One of the law school defendants' core arguments appears to be the bankrupt notion that prospective law students are "savvy sophisticated consumers who should know better than to take the law school's employment statistic puffery seriously."
Obviously, I completely reject that notion, especially for those people who enrolled in law school prior to 2009 when the law school scambuster blogs were just starting to become known. Even now they still have a relatively low profile compared to the readership of the overly optimistic pre-law forums.
Firstly, what difference does it make if a consumer is sophisticated? Does that justify outright fraud? Does having a sophisticated consumer base give a merchant a license to make false claims about his product? Should Madoff have been exonerated on the basis that most if not all of his clients were wealthy sophisticated consumers who should have known better than to fall for a Ponzi scheme? Should Enron have been found not guilty because many of its investors were, presumably, sophisticated mutual fund managers and other Wall Street investors?
Secondly, the misleading employment statistics are akin to a comprehensive conspiracy engaged in by numerous players in the legal education industry. Almost ALL of the law schools report similarly misleading, high employment statistics. For this reason, a particular school's wonderful placement stats do not stick out like a sore thumb, raising suspicion and skepticism in the mind of a pre-law undergraduate. Also, according to one worthwhile read, The National Association for Law Placement (NALP) reported similar statistics. Moreover, all of the accredited law schools have the implicit sanction of the ABA, and now it sounds like some of the law schools are planning to argue that they were just following the ABA's employment statistics reporting guidelines. It almost looks like a concerted conspiracy to defraud the students with the law schools pointing at the ABA and the U.S. News and World Report's law school rankings, the ABA pointing at the law schools and U.S. News, and with U.S. News pointing at the law schools and the ABA.
How the hell were these undergraduates supposed to learn that the employment stats were inaccurate to the point that they were laughable and fraudulently misleading?&nbps; They would have had to conduct first-hand surveys of a law school's graduates, directly contacting all graduates of a given year.&nbps; Furthermore, although the law schools may publish disclaimers, the prospective students still have little information to work with, and, collectively, the statistics suggest that even if you cannot obtain a six figure job in Big Law that you will at least be able to obtain an entry-level career-building job in Small Law that will provide you with a good chance of obtaining a return on your law school investment.

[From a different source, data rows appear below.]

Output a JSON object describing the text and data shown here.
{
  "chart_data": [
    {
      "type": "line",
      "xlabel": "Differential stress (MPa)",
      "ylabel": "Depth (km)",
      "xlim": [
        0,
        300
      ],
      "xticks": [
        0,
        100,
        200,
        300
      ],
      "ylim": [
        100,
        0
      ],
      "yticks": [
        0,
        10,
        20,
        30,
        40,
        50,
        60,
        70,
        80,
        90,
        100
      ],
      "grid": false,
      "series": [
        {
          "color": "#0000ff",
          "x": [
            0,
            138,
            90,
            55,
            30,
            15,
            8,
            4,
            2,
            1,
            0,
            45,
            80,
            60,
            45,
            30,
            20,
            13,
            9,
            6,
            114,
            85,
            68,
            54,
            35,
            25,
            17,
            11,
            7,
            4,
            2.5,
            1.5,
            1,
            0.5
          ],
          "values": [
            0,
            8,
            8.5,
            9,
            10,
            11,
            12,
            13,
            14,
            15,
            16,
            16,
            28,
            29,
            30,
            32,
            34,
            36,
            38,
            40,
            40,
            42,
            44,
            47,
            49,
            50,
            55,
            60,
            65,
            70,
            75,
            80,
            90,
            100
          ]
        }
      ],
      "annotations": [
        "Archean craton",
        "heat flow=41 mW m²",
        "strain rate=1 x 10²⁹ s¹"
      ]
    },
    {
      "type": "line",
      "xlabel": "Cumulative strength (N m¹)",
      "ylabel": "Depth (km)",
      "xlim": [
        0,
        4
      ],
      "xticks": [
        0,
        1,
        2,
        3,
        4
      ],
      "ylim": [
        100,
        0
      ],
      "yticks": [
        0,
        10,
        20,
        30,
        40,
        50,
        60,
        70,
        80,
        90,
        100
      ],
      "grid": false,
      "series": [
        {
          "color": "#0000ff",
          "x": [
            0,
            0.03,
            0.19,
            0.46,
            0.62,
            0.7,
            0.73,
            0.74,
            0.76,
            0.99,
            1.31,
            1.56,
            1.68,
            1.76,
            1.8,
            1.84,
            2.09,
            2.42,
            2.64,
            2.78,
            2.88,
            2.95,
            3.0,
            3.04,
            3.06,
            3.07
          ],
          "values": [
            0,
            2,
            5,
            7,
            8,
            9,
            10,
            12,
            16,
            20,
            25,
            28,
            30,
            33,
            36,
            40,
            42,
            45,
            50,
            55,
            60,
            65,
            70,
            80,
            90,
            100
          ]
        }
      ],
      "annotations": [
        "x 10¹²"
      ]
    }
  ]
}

In context, most law school brochure readers would probably interpret the statistics and the disclaimers as meaning that not everyone or even most of the graduates obtained high salaries, but when a number such as "93% of our graduates were employed nine months after graduation" is bandied about, even with disclaimers a reasonable and appropriately skeptical reader could not conclude that, in reality, it should be interpreted to mean that in actuality 65% of the graduates ended up unemployed or severely underemployed-and-involuntarily-out-of-field.
Thirdly, consider the pre-law undergraduates' state of mind and context of knowledge when they were making their decisions about whether to attend law school and how to interpret the published employment statistics and their disclaimers. Almost everyone who goes to college has been bombarded, since Kindergarten or even Nursery school, with the notion that higher education (the more the better) guarantees vocational and financial success. This notion was reinforced throughout grade school and high school. These twenty year-olds heard it from their parents and relatives. Their teachers taught them to believe it in school. They heard it all over the TV and the radio and from the mouths of intellectuals, news commentators, and politicians. "Studies show that college graduates earn $1 million more than mere high school graduates." "Everyone should go to college." "The solution to our nation's economic problems is more education." Many of these law students were probably even pressured by their parents and families to attend professional or graduate school.
Furthermore, Colleges and Universities are held in high esteem in our society. The general public does not regard them as being greedy self-interested for-profit businesses (which, in actuality, as it turns out, they pretty much are). Established institutions of higher learning, both public and private (as opposed to the fly-by-night for-profit schools that have oozed out from the slime recently), are not generally regarded as being untrustworthy like politicians or used car salesmen. Colleges and Universities are viewed as standing for progressive thought, justice, and the betterment of society. Also, many if not most of them are taxpayer-funded or supported by tax dollars in various ways (research grants, etc.). They are supposed to serve the best interests of the public. So, why would a twenty year old undergraduate suspect them of publishing fraudulently misleading employment statistics, especially venerable professional schools?
When you piece the big picture together, is it any wonder that prospective law students, most of whom are just twenty or twenty-one years old, would be easily misled by what may be fraudulently misleading employment statistics that have the implicit sanction of the American Bar Association and their parent institutions (often, in essence, a branch of the government in the case of public universities)? Even today, even after the media has aired numerous news reports about unemployed college graduates, the general public still holds institutions of higher learning in high esteem.
Thus, the "sophisticated consumer" argument is complete and utter horseshit.